Die Konkavgläser, Hohlgläser, werden von 1 bis 20 numeriert; Konkavglas 1 ist das schwächste, 20 das stärkste, hohlste.

Sieht jemand ohne Glas nur bis 1 m, so wird er mit einem Hohlglas Nummer 1 in große Ferne sehen; sieht er ohne Glas nur bis 1/2 m, so wird er mit Nummer 2 in die Ferne gut sehen; sieht er ohne Glas nur bis 1/6 m, so wird ihm Konkavglas 6 (man schreibt dies auch „minus“, –6) die Fernsicht geben. Sieht er aber nur bis 1/10 m, also bis 10 cm, so müßte er mit einem Glase Nummer 10 in die Ferne scharf sehen.

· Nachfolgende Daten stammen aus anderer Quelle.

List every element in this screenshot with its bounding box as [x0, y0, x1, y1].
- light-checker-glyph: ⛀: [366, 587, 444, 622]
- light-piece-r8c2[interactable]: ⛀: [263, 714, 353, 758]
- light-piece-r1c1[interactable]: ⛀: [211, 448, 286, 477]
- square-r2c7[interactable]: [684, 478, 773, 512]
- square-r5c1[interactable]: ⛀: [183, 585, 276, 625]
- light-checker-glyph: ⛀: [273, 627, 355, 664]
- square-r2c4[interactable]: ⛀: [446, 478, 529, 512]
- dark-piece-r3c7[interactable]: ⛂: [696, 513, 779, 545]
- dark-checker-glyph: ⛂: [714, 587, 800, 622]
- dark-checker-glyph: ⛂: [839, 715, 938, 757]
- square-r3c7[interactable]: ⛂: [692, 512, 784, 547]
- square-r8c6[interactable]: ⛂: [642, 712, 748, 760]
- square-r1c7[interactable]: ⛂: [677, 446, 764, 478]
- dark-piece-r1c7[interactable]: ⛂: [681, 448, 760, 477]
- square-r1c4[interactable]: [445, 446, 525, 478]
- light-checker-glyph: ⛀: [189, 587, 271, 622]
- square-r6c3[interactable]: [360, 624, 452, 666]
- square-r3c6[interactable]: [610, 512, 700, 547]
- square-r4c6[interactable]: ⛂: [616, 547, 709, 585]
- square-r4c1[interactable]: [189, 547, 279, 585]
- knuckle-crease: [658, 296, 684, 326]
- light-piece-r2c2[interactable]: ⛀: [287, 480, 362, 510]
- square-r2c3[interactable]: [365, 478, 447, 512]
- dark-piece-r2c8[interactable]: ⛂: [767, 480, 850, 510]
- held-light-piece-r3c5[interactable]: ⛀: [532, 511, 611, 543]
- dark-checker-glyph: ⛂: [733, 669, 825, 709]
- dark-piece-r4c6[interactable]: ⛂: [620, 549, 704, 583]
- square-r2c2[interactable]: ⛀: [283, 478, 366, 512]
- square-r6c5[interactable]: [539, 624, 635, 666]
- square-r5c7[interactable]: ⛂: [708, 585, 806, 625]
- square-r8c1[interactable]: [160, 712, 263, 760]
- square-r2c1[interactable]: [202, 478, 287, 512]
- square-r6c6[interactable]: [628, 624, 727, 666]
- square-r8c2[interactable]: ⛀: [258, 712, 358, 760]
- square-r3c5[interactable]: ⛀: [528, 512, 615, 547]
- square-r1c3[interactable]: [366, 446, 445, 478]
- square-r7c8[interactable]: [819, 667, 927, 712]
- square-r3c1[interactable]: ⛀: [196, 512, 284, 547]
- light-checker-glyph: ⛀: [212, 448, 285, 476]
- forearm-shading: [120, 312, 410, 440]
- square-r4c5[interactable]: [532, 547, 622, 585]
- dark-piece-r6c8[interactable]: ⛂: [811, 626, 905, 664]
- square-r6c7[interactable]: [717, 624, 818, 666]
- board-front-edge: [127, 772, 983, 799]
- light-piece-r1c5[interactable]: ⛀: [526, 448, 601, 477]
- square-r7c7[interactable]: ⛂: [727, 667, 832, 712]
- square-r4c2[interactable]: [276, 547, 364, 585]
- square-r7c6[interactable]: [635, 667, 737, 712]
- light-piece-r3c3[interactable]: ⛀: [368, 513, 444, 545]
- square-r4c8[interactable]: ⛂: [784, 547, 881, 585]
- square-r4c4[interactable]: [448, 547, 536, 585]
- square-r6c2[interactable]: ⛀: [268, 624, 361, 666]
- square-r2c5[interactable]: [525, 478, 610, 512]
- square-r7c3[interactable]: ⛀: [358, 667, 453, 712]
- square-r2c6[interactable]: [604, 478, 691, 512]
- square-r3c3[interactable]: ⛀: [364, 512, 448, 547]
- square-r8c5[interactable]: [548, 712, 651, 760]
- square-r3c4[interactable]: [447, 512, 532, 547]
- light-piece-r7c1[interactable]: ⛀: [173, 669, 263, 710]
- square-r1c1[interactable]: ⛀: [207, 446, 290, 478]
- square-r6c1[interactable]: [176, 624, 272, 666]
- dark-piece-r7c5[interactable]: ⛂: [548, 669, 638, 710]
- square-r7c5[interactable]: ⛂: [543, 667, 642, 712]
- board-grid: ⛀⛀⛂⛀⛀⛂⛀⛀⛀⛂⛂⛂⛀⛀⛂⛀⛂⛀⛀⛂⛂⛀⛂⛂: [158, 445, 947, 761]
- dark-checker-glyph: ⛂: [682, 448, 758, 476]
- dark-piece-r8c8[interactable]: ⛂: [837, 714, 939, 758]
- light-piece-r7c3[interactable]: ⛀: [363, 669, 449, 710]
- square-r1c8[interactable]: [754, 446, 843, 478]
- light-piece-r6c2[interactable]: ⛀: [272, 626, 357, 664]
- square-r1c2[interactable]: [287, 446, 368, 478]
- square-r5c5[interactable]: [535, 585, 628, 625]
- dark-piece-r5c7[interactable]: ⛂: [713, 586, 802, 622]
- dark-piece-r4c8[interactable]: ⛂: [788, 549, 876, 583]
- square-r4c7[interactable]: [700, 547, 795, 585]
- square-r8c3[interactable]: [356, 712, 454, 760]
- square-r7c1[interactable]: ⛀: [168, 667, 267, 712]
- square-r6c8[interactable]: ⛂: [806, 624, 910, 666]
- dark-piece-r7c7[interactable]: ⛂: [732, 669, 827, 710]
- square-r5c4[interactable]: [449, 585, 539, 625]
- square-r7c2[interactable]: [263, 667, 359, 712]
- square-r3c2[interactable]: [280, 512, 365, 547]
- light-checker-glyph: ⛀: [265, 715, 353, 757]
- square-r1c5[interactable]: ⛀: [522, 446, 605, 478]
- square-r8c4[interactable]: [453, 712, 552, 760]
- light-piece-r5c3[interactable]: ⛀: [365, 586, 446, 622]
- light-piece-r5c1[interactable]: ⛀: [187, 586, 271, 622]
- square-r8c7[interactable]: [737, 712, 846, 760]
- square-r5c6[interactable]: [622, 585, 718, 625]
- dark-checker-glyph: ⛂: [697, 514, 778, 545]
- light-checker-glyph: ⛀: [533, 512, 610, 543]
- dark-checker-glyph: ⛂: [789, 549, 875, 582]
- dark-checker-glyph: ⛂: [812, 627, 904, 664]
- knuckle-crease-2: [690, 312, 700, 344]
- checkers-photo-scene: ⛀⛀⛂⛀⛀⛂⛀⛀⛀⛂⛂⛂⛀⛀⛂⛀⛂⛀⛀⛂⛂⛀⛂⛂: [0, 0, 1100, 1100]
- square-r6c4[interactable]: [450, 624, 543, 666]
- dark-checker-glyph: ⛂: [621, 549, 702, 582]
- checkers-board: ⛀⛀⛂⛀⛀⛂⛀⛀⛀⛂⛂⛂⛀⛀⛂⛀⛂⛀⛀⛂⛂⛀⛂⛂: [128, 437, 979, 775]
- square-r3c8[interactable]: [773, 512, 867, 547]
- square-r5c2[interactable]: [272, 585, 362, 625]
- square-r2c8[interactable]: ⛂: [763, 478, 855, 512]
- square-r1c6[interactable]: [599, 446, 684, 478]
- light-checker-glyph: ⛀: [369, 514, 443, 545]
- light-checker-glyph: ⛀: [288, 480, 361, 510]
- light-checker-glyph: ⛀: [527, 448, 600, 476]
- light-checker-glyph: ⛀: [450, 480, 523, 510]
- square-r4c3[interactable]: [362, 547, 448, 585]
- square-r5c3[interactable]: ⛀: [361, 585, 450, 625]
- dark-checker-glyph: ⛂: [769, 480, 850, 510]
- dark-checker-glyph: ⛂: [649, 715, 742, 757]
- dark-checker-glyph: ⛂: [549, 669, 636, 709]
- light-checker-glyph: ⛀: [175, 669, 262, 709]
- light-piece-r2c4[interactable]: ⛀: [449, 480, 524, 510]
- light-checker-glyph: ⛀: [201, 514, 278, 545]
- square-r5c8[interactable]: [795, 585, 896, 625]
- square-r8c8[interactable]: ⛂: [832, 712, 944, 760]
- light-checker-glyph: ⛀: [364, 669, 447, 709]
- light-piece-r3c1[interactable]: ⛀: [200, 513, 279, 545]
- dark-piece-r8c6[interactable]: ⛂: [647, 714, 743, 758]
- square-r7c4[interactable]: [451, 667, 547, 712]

Das ist aber nicht der Fall. Alle die Gläser, die stärker sind als 6, haben die sehr unangenehme Eigenschaft, daß sie die Gegenstände verkleinern und verzerren und daher von den Kranken mit Recht nicht gebraucht werden. Es giebt Aerzte, die aus theoretischen Gründen die Kranken zu so starken Gläsern zwingen wollen; allein wohl alle Kranken erklären, daß sie „sie nicht vertragen“, sie bekommen Kopfschmerzen, Unsicherheit, und sie sind klüger als ihre Aerzte, sie werfen diese starken Gläser fort.

Fig. 12.

Diese stärken Gläser, nach der neuen Rechnung Nummer 9 bis 20, verzerren nämlich die Bilder, da sie am Rande sehr dick sind und also wie Prismen daselbst wirken. Sie verkleinern aber auch alles und bringen die Kranken dazu, die Entfernung der Gegenstände für größer zu halten, also falsch zu projizieren. Das kann jeder gesunde Mensch nachfühlen, wenn er sich ein starkes Konkavglas, z. B. Nummer 16 oder 20, aufsetzt.

Somit waren wir bisher in der größten Verlegenheit, was wir Kurzsichtigen etwa raten sollten, welche nur bis 10 cm sehen. Man kann nicht jedem sagen: „Werden Sie Gastwirt, Gärtner, Seiler, Bierbrauer, Bäcker oder Landwirt.“ Besonders schlimm waren wir daran, wenn jemand in den besten Mannesjahren bei zunehmender Kurzsichtigkeit einen solchen Grad derselben erreichte, daß man ihm keine Brille mehr geben konnte.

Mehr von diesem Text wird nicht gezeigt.